Alunos do projeto social Atletas do Fogo, desenvolvido pelo Corpo de Bombeiros Militar de Mato Grosso (CBMMT) no município de Alto Araguaia (a 418 km de Cuiabá), conquistaram 15 medalhas durante o 1º Open Costa Rica de Jiu-Jitsu, realizado na cidade de Costa Rica, em Mato Grosso do Sul (MS), no último domingo (19.10).
A delegação, composta por 15 atletas, teve um desempenho de destaque em todas as categorias que disputou. Ao todo, foram conquistadas seis medalhas de ouro, seis de prata e três de bronze, evidenciando a capacidade técnica dos atletas do projeto.
O torneio reuniu mais de 300 competidores, entre crianças, adolescentes e adultos, oriundos dos estados de Mato Grosso, Mato Grosso do Sul e Goiás. Foram realizadas mais de 430 lutas ao longo da competição, que também serviu como preparativo para o Campeonato Mundial de Jiu-Jitsu, marcado para acontecer em São Paulo (SP).
De acordo com o soldado BM João Paulo Cordeiro Oliveira, professor do projeto, a equipe demonstrou excelência dentro e fora dos tatames. Além das disputas tradicionais, alguns atletas também participaram de lutas casadas sem kimono vencendo todas as suas participações.
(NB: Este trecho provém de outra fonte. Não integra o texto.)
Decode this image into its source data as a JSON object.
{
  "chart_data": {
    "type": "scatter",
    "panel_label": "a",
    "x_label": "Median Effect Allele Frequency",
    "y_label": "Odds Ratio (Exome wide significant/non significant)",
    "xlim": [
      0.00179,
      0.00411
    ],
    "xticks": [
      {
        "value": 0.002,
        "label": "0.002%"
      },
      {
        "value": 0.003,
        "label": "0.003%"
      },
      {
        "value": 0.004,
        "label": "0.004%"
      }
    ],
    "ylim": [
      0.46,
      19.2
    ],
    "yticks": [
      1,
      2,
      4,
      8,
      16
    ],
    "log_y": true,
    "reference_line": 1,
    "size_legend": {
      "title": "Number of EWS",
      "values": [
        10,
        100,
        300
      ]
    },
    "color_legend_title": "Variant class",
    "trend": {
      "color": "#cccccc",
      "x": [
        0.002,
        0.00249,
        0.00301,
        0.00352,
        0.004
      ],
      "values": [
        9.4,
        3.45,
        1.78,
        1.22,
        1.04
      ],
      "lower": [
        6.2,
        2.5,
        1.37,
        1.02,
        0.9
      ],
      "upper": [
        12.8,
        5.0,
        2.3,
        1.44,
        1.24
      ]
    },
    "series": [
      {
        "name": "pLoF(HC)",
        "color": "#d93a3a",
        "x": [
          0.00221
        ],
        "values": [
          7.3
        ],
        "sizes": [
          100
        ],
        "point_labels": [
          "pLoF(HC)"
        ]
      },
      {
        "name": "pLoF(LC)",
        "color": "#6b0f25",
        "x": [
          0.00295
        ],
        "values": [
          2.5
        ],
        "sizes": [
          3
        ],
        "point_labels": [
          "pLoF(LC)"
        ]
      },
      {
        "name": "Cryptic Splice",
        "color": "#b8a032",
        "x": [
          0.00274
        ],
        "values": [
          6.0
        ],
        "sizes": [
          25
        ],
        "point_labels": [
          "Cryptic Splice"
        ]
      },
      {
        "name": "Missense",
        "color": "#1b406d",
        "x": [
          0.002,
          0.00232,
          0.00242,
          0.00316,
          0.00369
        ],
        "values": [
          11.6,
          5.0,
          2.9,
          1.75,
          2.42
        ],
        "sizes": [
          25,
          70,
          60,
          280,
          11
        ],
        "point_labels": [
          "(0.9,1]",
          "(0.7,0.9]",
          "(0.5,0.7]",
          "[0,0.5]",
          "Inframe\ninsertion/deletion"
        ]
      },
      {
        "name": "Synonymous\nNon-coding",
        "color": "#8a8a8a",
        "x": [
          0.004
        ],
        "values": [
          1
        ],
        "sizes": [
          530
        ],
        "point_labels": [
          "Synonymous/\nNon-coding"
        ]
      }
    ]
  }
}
“Mesmo com diferenças de idade e peso, nossos jovens enfrentaram a categoria adulto e, em alguns casos, adversários de classes de peso superior. Mostraram garra, técnica e superação. A atleta mais jovem da equipe precisou ajustar o peso para competir e fez isso com tranquilidade e excelente desempenho”, destacou o soldado João Paulo.
O projeto Atletas do Fogo é desenvolvido pelo 1º Núcleo Bombeiro Militar (1º NBM) e atende cerca de 30 crianças e adolescentes. A iniciativa promove inclusão social, disciplina e saúde por meio do esporte. A participação no campeonato contou com o apoio da Prefeitura Municipal de Alto Araguaia, que viabilizou o transporte da equipe.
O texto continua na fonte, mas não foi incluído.